だからこそ、現在、あえて『2010年の情報技術イメージ』を見透すチカラが、ベンダーだけでなく、企業経営を統括するお客様自身にも、様々なステークホルダーから求められているのではないかと予想される。
米コンサルタントのジェフリー・ムーアは、
『キャズム(溝)』という考え方を提唱している。
このキャズム自身は、新しい技術が市場に投入された際に、果たして多くのお客様ニーズに応えることが可能か否かを、自身の言葉で『トルネード(アーリー・アドプターにおける大きな波及効果)』こそがKSF(Key Success Fctor)になるという。
つまり、新しい技術を好むオタク(イノベータ)から、
企業ニーズ(アーリー・アドプター)への製品移行プロセスにおいて、大きな溝(キャズム)がある、と指摘している。

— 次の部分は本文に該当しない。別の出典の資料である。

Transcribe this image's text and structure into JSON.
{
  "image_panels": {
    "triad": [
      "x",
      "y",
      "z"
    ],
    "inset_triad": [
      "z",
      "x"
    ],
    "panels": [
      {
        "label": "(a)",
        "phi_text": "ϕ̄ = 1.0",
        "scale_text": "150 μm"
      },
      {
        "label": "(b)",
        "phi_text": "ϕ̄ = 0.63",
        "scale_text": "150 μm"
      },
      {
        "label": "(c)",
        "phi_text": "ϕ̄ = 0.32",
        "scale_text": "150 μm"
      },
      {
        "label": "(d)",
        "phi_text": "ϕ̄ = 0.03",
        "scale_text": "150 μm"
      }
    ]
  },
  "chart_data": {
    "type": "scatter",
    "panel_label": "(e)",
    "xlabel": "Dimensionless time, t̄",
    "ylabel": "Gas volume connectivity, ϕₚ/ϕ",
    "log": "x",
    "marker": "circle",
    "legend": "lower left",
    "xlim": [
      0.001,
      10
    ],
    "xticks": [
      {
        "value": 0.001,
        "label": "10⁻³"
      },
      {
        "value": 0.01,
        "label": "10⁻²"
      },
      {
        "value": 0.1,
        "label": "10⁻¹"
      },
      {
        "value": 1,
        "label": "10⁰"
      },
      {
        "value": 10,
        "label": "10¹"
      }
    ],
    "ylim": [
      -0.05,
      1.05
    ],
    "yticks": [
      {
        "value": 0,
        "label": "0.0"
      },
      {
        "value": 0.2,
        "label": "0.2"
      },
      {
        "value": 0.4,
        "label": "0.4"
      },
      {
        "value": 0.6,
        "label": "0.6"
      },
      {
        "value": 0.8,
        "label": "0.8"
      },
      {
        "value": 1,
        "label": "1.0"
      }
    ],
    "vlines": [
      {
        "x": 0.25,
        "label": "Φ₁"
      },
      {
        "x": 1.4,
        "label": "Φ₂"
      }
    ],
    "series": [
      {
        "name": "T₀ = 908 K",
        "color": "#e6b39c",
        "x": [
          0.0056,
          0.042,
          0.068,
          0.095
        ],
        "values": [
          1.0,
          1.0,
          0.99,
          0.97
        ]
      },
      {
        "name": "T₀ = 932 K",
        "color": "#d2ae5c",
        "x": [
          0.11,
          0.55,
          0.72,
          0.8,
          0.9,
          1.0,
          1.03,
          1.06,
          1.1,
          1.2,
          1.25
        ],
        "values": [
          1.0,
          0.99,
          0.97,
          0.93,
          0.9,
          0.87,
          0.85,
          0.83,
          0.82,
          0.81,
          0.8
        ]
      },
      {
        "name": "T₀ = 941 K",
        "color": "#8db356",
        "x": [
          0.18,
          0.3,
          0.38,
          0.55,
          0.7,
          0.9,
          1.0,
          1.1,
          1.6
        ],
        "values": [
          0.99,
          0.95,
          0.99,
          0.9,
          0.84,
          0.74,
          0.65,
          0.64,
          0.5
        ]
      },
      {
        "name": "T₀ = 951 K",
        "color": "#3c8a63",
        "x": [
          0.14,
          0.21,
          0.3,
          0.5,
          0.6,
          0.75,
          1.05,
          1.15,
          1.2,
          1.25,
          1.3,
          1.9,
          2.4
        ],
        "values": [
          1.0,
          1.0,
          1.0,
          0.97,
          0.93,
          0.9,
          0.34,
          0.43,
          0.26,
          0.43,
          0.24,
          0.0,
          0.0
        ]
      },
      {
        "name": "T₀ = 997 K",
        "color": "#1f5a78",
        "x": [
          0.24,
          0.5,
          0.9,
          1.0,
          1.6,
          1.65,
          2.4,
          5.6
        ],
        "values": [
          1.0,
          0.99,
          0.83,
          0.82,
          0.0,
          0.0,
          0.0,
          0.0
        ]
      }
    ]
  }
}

その後、技術は大いなる市場(レイト・アドプター)へと波及することになる。
米IBMによるPC事業の撤退は、PC(Personal Computer)という技術が、ムーア氏でいう『レイト・アドプター』のプロセスに突入したのではないかと思われる。
これまで、われわれが体験した技術の中で、
大きな変化として、『大型計算機』『クライアント・サーバシステム』『PC』『インターネット』があった。

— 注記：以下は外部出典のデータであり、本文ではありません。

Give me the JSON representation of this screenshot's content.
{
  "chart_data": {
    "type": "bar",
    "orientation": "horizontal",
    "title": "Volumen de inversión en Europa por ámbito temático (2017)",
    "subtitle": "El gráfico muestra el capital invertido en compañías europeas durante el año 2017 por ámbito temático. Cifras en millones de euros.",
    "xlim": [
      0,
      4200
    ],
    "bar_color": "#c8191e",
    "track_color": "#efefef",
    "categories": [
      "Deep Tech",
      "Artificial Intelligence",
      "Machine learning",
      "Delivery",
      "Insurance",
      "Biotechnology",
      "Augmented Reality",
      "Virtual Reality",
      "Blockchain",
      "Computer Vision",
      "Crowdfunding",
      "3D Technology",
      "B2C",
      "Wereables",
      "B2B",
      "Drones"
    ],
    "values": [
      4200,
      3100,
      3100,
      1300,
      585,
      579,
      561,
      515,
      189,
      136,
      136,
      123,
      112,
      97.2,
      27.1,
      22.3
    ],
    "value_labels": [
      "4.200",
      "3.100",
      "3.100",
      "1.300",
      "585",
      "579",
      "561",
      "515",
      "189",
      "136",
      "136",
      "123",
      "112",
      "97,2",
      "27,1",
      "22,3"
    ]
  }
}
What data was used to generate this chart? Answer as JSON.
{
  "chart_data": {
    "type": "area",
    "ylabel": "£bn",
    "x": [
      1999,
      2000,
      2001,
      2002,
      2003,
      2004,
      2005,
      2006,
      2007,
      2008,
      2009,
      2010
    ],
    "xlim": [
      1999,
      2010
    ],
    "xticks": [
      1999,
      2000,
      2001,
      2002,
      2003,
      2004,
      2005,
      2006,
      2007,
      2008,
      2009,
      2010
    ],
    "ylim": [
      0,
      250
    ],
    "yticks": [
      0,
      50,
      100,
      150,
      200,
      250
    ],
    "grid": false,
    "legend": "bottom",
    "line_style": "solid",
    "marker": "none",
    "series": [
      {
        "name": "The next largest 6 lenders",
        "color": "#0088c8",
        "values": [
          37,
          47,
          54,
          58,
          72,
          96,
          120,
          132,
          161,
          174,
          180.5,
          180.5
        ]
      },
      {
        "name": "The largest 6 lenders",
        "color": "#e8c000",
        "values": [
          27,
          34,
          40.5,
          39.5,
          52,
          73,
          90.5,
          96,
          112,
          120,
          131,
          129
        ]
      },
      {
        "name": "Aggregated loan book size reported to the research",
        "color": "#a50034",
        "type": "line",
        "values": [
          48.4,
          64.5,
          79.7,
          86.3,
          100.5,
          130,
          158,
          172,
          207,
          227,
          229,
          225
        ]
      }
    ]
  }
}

最後のインターネットに関しては、いまなお様々な技術革新が、自身だけでなく、関連する技術レベルにおいてR&Dが進展していると思われる。
従来のプラットフォーム技術を、
インターネットというイノベーション・ウェイブに乗り、新たなサービス価値を見出そうとしている。
Linuxはじめ、オープンソース・ソフトウェアの動きもしかりではないだろうか。
もしかすると、新しい価値を見つける探求にこそ、
次なるイノベーションの鍵が隠されているのかもしれない。